Friday, February 1, 2013

Because You Can.

In the last episode of Malcolm in the Middle, there is a conversation between Malcolm and his parents. For those of you that don't know, this show is about Malcolm and his very average, middle class family. The series is focused on Malcolm showing a high IQ and being put in the gifted class in the first season and the show ends with him graduating as the valedictorian. Apparently, his higher than normal intelligence has led to two things: a partial scholarship to Harvard, which would entail him having to work as a janitor for the school to cover the rest of the costs of tuition. Meanwhile, he has also been offered a job right out of high school that pays 6 figures, to which his mother refuses to let him do. This upsets Malcolm, which results in an argument between him and his parents which I will never forget. He is upset because he feels as though they cost him his dream job and she proceeds to explain that it's not his fate to take the easy way out in life, that he was destined for bigger things. That he is to work his way through college and law school, making little money and struggling through and eventually one day become the President, a president who knows what it's like to come from humble beginnings and who takes care of the middle class of people like themselves.
 
He replies to her, "So, you not only expect for me to be successful, but you actually expect for me to be the President of the United States.
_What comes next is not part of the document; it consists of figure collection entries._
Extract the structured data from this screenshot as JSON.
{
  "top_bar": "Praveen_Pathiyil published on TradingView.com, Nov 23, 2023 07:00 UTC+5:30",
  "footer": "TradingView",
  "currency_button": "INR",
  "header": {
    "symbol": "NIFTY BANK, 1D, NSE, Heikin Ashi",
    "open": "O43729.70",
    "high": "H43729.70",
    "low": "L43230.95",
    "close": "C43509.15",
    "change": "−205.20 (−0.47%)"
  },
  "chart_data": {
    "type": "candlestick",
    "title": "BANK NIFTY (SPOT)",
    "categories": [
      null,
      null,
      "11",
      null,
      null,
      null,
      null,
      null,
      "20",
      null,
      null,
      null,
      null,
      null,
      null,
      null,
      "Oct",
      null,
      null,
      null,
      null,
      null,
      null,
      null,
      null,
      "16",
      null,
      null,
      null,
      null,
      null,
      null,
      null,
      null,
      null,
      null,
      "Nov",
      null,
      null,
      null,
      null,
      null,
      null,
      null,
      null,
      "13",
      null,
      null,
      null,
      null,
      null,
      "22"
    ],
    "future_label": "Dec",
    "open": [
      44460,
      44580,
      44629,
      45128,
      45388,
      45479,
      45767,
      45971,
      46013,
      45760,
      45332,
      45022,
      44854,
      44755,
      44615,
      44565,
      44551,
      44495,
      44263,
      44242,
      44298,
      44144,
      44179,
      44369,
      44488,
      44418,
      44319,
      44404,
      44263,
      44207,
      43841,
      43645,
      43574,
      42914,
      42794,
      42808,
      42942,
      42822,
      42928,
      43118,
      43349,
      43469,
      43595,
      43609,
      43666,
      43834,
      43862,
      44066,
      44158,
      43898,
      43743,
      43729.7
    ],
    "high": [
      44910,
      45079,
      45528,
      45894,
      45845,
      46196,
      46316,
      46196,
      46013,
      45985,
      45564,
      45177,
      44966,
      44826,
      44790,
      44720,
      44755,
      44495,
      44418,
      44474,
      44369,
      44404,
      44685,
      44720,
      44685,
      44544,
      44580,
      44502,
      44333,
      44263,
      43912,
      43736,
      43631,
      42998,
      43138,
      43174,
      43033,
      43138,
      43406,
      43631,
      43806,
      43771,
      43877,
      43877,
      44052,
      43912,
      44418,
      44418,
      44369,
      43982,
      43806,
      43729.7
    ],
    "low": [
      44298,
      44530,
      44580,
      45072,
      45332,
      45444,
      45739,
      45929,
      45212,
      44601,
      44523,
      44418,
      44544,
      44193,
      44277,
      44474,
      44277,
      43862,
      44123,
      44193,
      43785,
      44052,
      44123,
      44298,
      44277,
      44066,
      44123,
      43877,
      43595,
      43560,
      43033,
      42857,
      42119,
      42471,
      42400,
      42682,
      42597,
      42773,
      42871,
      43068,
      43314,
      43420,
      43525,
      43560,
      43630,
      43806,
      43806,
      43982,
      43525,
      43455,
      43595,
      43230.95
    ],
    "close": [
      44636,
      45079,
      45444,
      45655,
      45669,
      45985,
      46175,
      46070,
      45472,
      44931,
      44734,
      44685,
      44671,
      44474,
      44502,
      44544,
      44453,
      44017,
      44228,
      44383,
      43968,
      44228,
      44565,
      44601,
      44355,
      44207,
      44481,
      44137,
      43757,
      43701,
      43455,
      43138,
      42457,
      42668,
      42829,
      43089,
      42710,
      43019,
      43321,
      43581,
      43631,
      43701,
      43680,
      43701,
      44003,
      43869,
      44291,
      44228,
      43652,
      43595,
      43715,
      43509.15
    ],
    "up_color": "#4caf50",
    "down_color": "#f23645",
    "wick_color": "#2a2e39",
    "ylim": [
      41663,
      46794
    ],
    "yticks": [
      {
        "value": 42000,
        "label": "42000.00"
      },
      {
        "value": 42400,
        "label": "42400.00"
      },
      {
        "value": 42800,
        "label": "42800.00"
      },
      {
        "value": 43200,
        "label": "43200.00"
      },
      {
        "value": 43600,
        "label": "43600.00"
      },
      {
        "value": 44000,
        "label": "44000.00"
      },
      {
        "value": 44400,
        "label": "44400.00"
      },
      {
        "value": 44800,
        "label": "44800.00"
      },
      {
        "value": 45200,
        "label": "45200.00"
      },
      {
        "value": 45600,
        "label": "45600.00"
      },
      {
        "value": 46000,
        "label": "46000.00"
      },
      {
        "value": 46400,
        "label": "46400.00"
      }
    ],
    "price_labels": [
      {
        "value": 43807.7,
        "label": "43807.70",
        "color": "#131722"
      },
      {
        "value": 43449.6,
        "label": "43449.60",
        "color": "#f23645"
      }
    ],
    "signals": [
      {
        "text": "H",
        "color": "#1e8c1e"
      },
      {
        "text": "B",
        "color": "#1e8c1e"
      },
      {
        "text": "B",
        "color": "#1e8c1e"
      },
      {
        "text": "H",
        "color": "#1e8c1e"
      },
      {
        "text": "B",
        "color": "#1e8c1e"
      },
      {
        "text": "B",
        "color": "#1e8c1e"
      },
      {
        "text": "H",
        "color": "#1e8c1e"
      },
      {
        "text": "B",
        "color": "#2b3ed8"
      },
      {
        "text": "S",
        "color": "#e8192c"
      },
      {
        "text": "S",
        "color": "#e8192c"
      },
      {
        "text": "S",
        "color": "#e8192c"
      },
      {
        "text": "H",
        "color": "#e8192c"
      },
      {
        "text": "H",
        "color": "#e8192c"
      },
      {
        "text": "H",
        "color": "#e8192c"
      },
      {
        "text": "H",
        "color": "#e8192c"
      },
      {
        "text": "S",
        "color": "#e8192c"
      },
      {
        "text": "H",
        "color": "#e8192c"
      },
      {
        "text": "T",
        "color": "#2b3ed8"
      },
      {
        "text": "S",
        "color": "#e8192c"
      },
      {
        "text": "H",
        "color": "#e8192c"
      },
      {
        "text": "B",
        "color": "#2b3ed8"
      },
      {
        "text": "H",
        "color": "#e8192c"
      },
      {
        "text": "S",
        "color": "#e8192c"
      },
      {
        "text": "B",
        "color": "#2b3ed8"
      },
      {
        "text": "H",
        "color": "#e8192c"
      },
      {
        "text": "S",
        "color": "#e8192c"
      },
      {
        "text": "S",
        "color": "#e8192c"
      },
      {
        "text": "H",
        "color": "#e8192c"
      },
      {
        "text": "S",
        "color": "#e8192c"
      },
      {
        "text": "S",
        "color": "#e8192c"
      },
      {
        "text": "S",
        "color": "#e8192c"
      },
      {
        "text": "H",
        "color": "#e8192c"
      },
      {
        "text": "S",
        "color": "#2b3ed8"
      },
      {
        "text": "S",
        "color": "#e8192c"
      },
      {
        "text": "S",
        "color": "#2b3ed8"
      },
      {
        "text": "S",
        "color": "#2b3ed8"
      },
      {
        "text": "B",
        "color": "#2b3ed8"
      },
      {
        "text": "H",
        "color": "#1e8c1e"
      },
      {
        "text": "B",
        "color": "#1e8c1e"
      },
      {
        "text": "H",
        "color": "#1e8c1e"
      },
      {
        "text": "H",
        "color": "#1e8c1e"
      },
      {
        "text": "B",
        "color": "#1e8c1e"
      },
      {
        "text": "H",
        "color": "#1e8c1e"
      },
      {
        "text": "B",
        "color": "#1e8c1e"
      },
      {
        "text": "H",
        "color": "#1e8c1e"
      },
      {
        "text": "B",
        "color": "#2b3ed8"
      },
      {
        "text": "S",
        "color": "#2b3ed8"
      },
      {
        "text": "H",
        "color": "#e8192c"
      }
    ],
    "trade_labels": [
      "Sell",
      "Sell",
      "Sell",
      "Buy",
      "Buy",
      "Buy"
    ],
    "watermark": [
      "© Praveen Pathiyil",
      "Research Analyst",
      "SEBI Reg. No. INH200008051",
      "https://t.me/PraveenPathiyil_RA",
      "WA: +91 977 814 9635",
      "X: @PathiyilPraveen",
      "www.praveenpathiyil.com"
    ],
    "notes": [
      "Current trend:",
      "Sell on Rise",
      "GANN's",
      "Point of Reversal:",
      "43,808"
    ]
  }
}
No, not JUST the President, but the best President that the country's ever had? I can't believe this!" And she looks at him and says, "Look into my eyes and tell me you can't do it." And he just looks but has no reply, because he knows she is right, he can do it.
 
I was reminded of this episode last night as we were talking to Jordan about his report card. No, I don't think that Jordan will be President nor do we expect him to be. However, Jordan is a very smart, intelligent kid. Things have always come incredibly easy for him. He was in GT in lower grades, but convinced his mom to let him out when they moved in the 4th grade because, well, I think he was just being lazy (that's our opinion, anyway). And his dad and I hate that she let him do that, because he could have been in there and done really well. But now, his grades are good by most standards, mostly A's and a couple B's. It's hard because their mom tells them "A's and B's are fine..." And they are fine, trust me. Those aren't bad grades. But it's always upset us because the thing is, Jordan can get all A's if he just put in more effort on the subjects that didn't come as naturally to him. The grades he gets, he gets because school is easy for him. He doesn't have to try very hard to be on the honor roll. I know all of this because, Jordan is me at this age.
 
It's hard to look back and not completely blame my parents for being so frustrated with me as a kid. I was lazy and a procrastinator. I usually got A's and B's too, maybe even a C in math. But I never tried. When I think about all of the things I could have been had I tried a little harder in school, I just wish I had the drive of those people who were always in the top ten! See, the people who usually end up being valedictorian aren't the ones who are the smartest, they are the ones who were smart and worked harder than all of the other kids. As an adult, my brain strives for knowledge. I find myself learning about all kinds of different things, and I excel at jobs, alot of times because I know now to actually apply myself and challenge myself to see what I can do, as opposed to just being average because it's easy. But it's hard to explain that concept to a 10 year old.
 
His dad made a deal with him for when he starts middle school. He isn't being given money for each A he gets anymore, he is getting money if he gets ALL A's. When I asked him why he thought his dad made that deal with him, he jokingly said, "Because he is mean?" I said, "Because you CAN." He doesn't think he can. Maybe he doesn't want to, I don't know. But it's hard as a parent to know how hard to push a kid and when to just let him not do well. For us, we feel like we want them to excel at things they are involved in that they enjoy. And even if they aren't the best at it, we at least want them to try their hardest. For example, their mom put them both in soccer this year. Jordan is not super great at soccer and I don't think he likes it all that much, so we hate taking him to games because he just doesn't give much effort. So, Jason told him that he was going to wear him out practicing, that if he was going to keep letting his mom sign him up for soccer, than he was at least going to give it 100% and try his hardest. We will see how that works out.
 
I used to hate being a kid who was smart because I used to hate that more things were expected out of me than other people. I used to love saying, "It's not fair!" alot. Well, it isn't fair, for sure. It's not fair that people who can do better should do better and that people who can't do better aren't expected to do better. But I think it's just that we are learning with kids, expectations are just different. We expect things of Jordan that we don't expect with Sophia and visa versa. I am not going to go into those things because it wouldn't be appropriate, but alot of it has to do with things they have aptitudes for. School, sports, reading, instruments, etc. We all expect them to act a certain way, as far as manners and behavior. But while one might be expected to get an A in a subject, the other isn't. Is that how it is or was in your family?